Battaglia persa per le Big Pharma sul brevetto in India?

Scottate dall’ultima sconfitta in materia di brevetti, le Big Pharma prospettano di diventare molto più caute negli investimenti su nuovi prodotti farmaceutici in India. Gli esperti dubitano tuttavia che i colossi farmaceutici siano disposti a rinunciare a un mercato che diventerà l’ottavo più grande al mondo entro il 2016.

La decisione emessa lunedì dalla Corte Suprema Indiana di non concedere un brevetto sul farmaco anticancro Glivec a Novartis non è che un’ulteriore conferma di come in India si stia cercando di limitare il potere delle Big Pharma nonché i prezzi dei farmaci.

Il contenzioso nasce nel 2006, quando l’ufficio brevetti indiano rifiuta la domanda di brevetto di Novartis su una variante della molecola antitumorale sostenendo che, secondo la legge brevetti indiana, non si tratti di un’innovazione, bensì di un caso di evergreening, una tattica mirata a prolungare la durata della protezione brevettuale mediante il deposito di una nuova domanda di brevetto su una forma della molecola di poco differente dall’originale. Nel caso del Glivec, la molecola originale è l’Imatinib mentre la variante è la forma beta cristallina dell’Imatinib mesilato.

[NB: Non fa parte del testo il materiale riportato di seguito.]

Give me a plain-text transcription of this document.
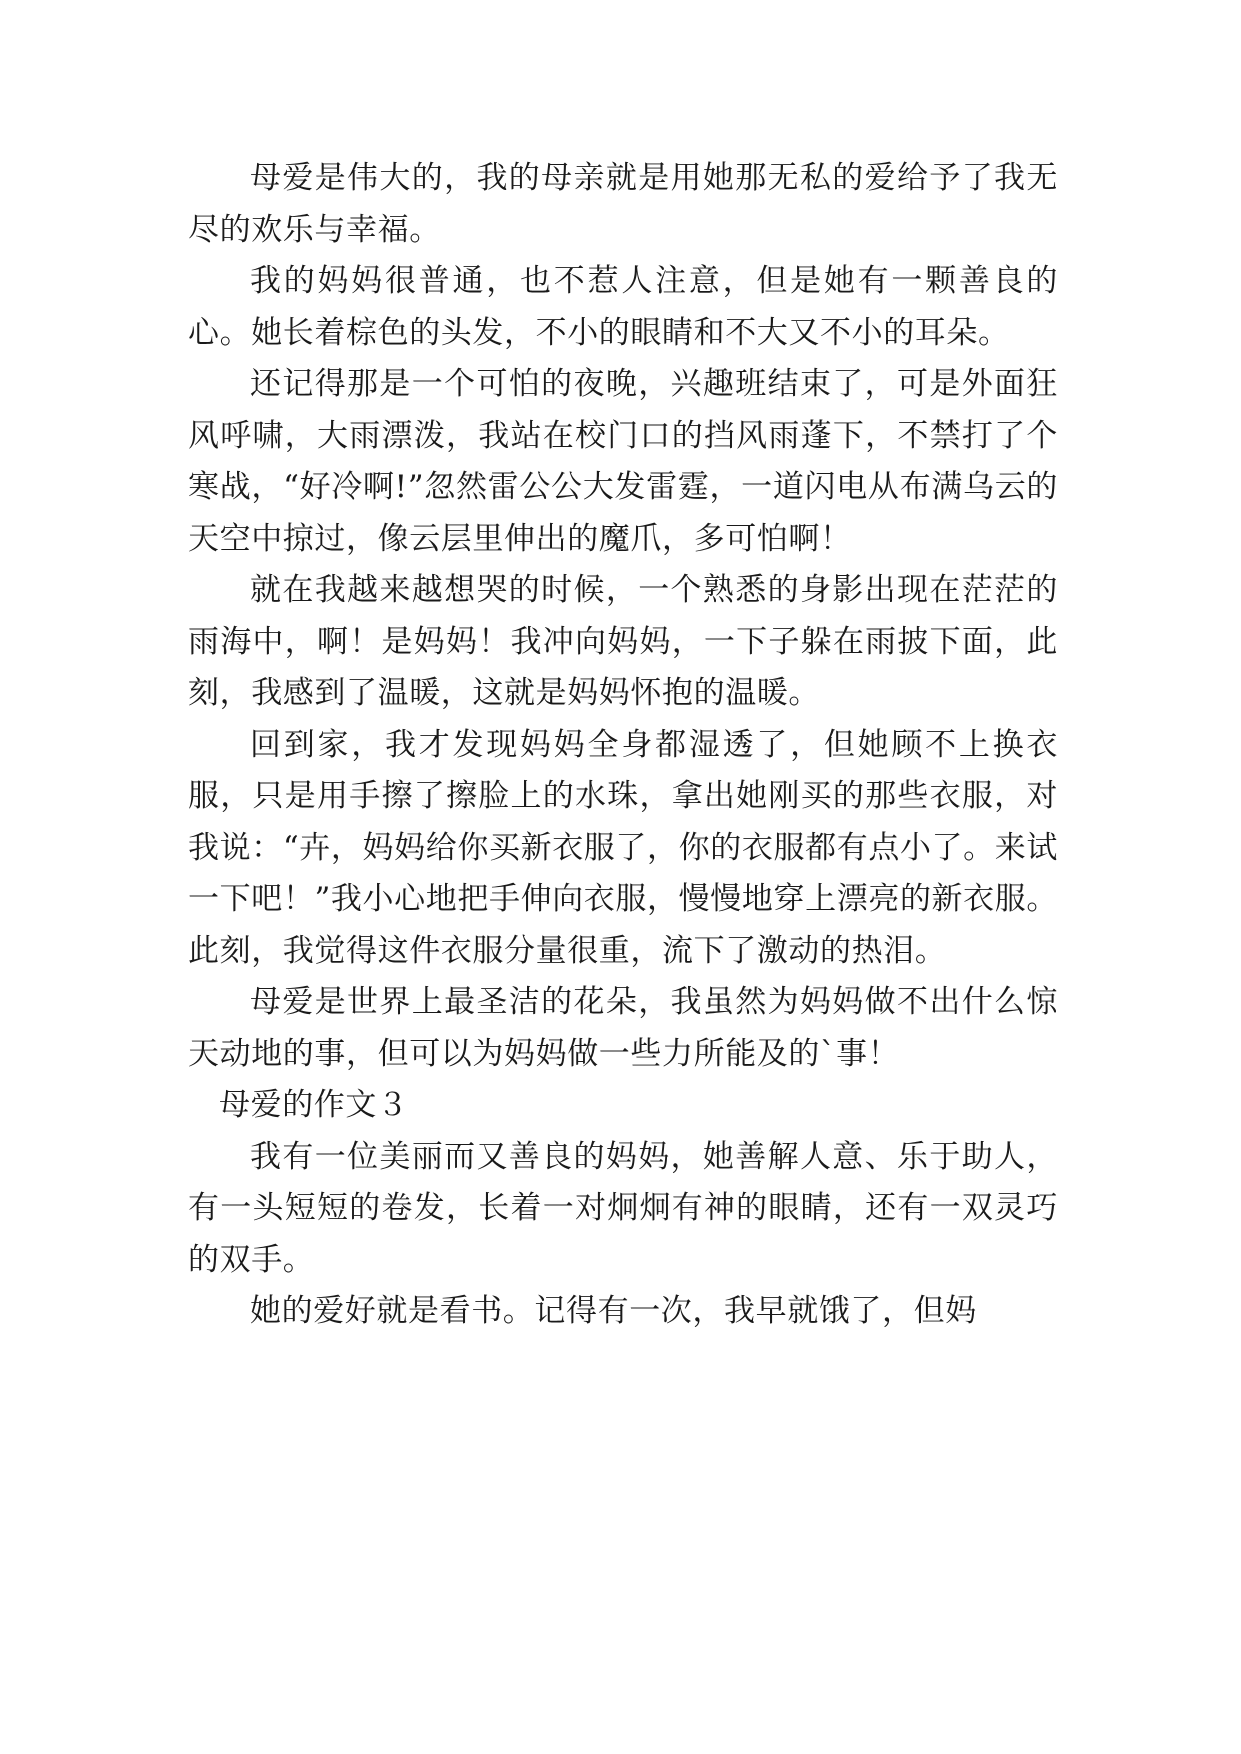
母爱是伟大的，我的母亲就是用她那无私的爱给予了我无尽的欢乐与幸福。

我的妈妈很普通，也不惹人注意，但是她有一颗善良的心。她长着棕色的头发，不小的眼睛和不大又不小的耳朵。

还记得那是一个可怕的夜晚，兴趣班结束了，可是外面狂风呼啸，大雨漂泼，我站在校门口的挡风雨蓬下，不禁打了个寒战，“好冷啊!”忽然雷公公大发雷霆，一道闪电从布满乌云的天空中掠过，像云层里伸出的魔爪，多可怕啊！

就在我越来越想哭的时候，一个熟悉的身影出现在茫茫的雨海中，啊！是妈妈！我冲向妈妈，一下子躲在雨披下面，此刻，我感到了温暖，这就是妈妈怀抱的温暖。

回到家，我才发现妈妈全身都湿透了，但她顾不上换衣服，只是用手擦了擦脸上的水珠，拿出她刚买的那些衣服，对我说：“卉，妈妈给你买新衣服了，你的衣服都有点小了。来试一下吧！”我小心地把手伸向衣服，慢慢地穿上漂亮的新衣服。此刻，我觉得这件衣服分量很重，流下了激动的热泪。

母爱是世界上最圣洁的花朵，我虽然为妈妈做不出什么惊天动地的事，但可以为妈妈做一些力所能及的`事！

母爱的作文３

我有一位美丽而又善良的妈妈，她善解人意、乐于助人，有一头短短的卷发，长着一对炯炯有神的眼睛，还有一双灵巧的双手。

她的爱好就是看书。记得有一次，我早就饿了，但妈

Novartis si difende facendo notare che sono stati necessari anni di ricerca per mettere a punto prima il sale mesilato dell’Imatinib, poi la sua forma cristallina, l’unica che può essere somministrata efficacemente e in modo sicuro ai pazienti. Il brevetto è stato concesso in quasi 40 altri paesi e i programmi di donazione dell’azienda, sottolinea Novartis, forniscono il farmaco gratuitamente al 95% dei pazienti indiani.

La Corte tuttavia rimane irremovibile, forte della clausola, inserita nella Sezione 3(d) della legge brevetti indiana (Indian Patents Act) nel 2005 in occasione del recepimento degli accordi sui brevetti della WTO, che dovrebbe impedire l’evergreening e rende i requisiti di brevettabilità su nuove forme di farmaci più restrittivi che in altri paesi.

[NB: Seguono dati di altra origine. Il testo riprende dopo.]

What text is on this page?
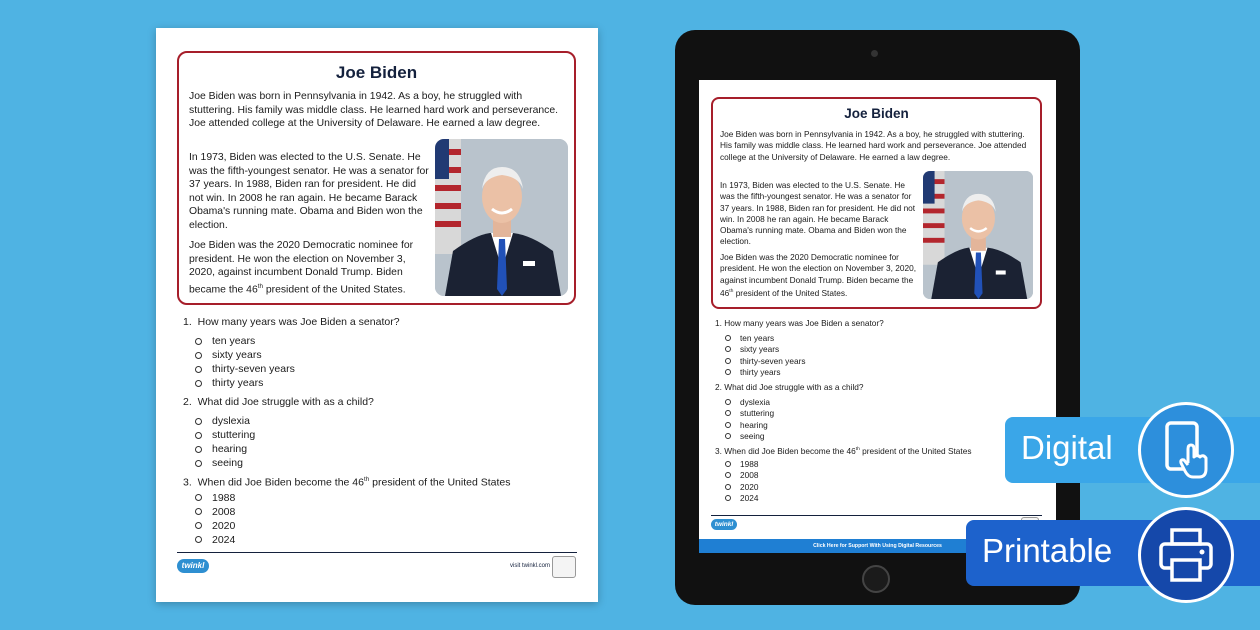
Joe Biden
Joe Biden was born in Pennsylvania in 1942. As a boy, he struggled with stuttering. His family was middle class. He learned hard work and perseverance. Joe attended college at the University of Delaware. He earned a law degree.
In 1973, Biden was elected to the U.S. Senate. He was the fifth-youngest senator. He was a senator for 37 years. In 1988, Biden ran for president. He did not win. In 2008 he ran again. He became Barack Obama's running mate. Obama and Biden won the election.
Joe Biden was the 2020 Democratic nominee for president. He won the election on November 3, 2020, against incumbent Donald Trump. Biden became the 46th president of the United States.
1. How many years was Joe Biden a senator?
ten years
sixty years
thirty-seven years
thirty years
2. What did Joe struggle with as a child?
dyslexia
stuttering
hearing
seeing
3. When did Joe Biden become the 46th president of the United States
1988
2008
2020
2024
twinkl	visit twinkl.com
Joe Biden
Joe Biden was born in Pennsylvania in 1942. As a boy, he struggled with stuttering. His family was middle class. He learned hard work and perseverance. Joe attended college at the University of Delaware. He earned a law degree.
In 1973, Biden was elected to the U.S. Senate. He was the fifth-youngest senator. He was a senator for 37 years. In 1988, Biden ran for president. He did not win. In 2008 he ran again. He became Barack Obama's running mate. Obama and Biden won the election.
Joe Biden was the 2020 Democratic nominee for president. He won the election on November 3, 2020, against incumbent Donald Trump. Biden became the 46th president of the United States.
1. How many years was Joe Biden a senator?
ten years
sixty years
thirty-seven years
thirty years
2. What did Joe struggle with as a child?
dyslexia
stuttering
hearing
seeing
3. When did Joe Biden become the 46th president of the United States
1988
2008
2020
2024
twinkl
Click Here for Support With Using Digital Resources
Digital
Printable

La questione evidentemente non riguarda soltanto il caso specifico del Glivec, ma in generale questa clausola, che, in corso causa, Novartis ha sostenuto essere eccessivamente limitativa rispetto ai TRIPS e addirittura in violazione della Costituzione indiana.

Vale la pena di notare che la Sezione 3(d) dell’Indian Patents Act non è l’unica misura messa in pratica dalla legge indiana per limitare il costo dei farmaci. Un ulteriore esempio è l’istituzione delle licenze obbligatorie ammissibili dopo tre anni dalla concessione di un brevetto su farmaci che non sono disponibili a prezzi accessibili per i pazienti.

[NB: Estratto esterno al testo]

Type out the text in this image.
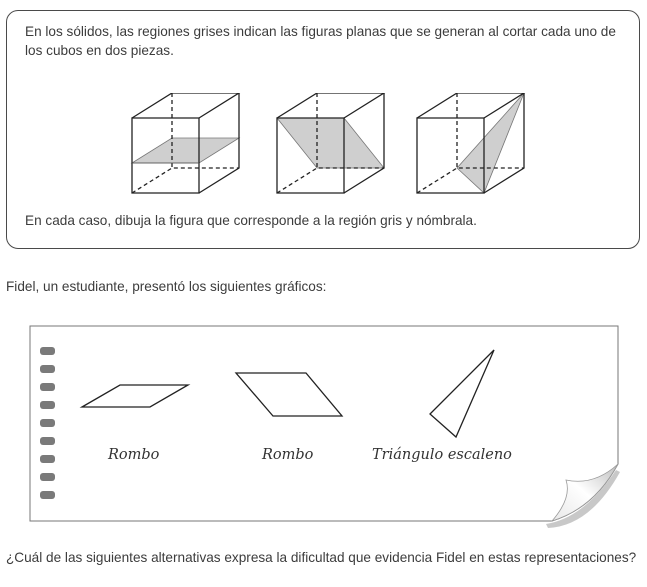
En los sólidos, las regiones grises indican las figuras planas que se generan al cortar cada uno de los cubos en dos piezas.
En cada caso, dibuja la figura que corresponde a la región gris y nómbrala.
Fidel, un estudiante, presentó los siguientes gráficos:
Rombo	Rombo	Triángulo escaleno
¿Cuál de las siguientes alternativas expresa la dificultad que evidencia Fidel en estas representaciones?
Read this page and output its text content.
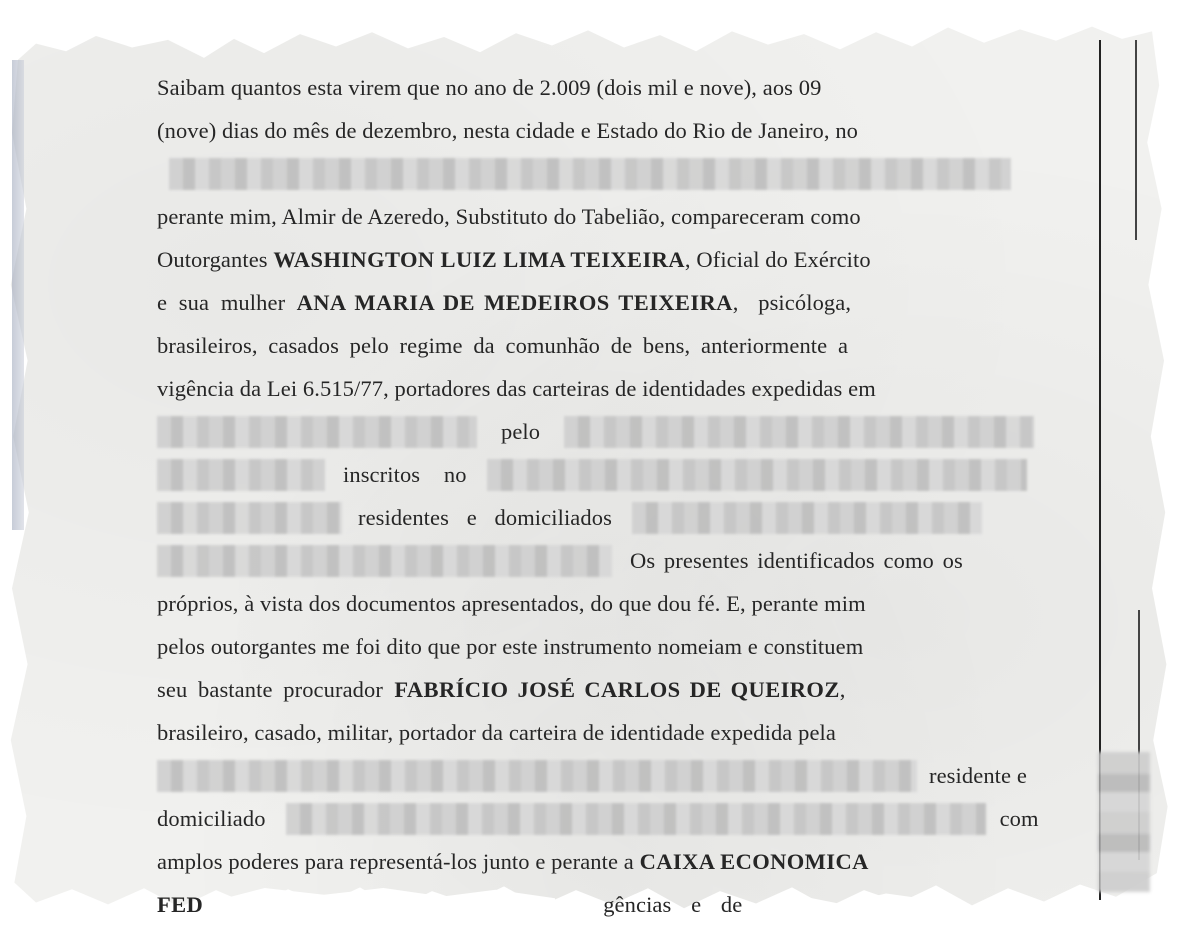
Saibam quantos esta virem que no ano de 2.009 (dois mil e nove), aos 09
(nove) dias do mês de dezembro, nesta cidade e Estado do Rio de Janeiro, no
perante mim, Almir de Azeredo, Substituto do Tabelião, compareceram como
Outorgantes
WASHINGTON LUIZ LIMA TEIXEIRA , Oficial do Exército
e sua mulher
ANA MARIA DE MEDEIROS TEIXEIRA , psicóloga,
brasileiros, casados pelo regime da comunhão de bens, anteriormente a
vigência da Lei 6.515/77, portadores das carteiras de identidades expedidas em
pelo
inscritos no
residentes e domiciliados
Os presentes identificados como os
próprios, à vista dos documentos apresentados, do que dou fé. E, perante mim
pelos outorgantes me foi dito que por este instrumento nomeiam e constituem
seu bastante procurador
FABRÍCIO JOSÉ CARLOS DE QUEIROZ ,
brasileiro, casado, militar, portador da carteira de identidade expedida pela
residente e
domiciliado	com
amplos poderes para representá-los junto e perante a
CAIXA ECONOMICA
FED	gências e de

Questa seconda strategia è stata applicata per la prima volta nel 2012, quando l’ufficio brevetti indiano ha costretto la Bayer a concedere una licenza alla Natco Pharma (un’azienda genericista locale) per il farmaco anticancro Nexavar. Il costo per la cura è passato da 5500$ a 175$ al mese per paziente, una cifra comparabile alla riduzione da 2600$ a 175$ (sempre al mese per paziente) del Glivec in seguito alla decisione sul brevetto Novartis.

L’India è il primo paese che mette in pratica una politica di accesso ai farmaci così decisa, ma altri Stati emergenti si preparano a seguirne l’esempio. L’Argentina ha di recente emesso delle linee guida più restrittive per la concessione dei brevetti, mentre altri paesi come il Sud Africa, la Tailandia e il Brasile hanno proposto e in qualche occasione utilizzato le licenze obbligatorie per consentire l’accesso a farmaci a prezzi più ragionevoli.

Appare inevitabile a questo punto che i produttori di farmaci coperti da brevetto ripensino le loro strategie commerciali per i paesi emergenti, offrendo versioni più economiche dei principi attivi e ricavando profitto dai volumi maggiori di prodotti venduti.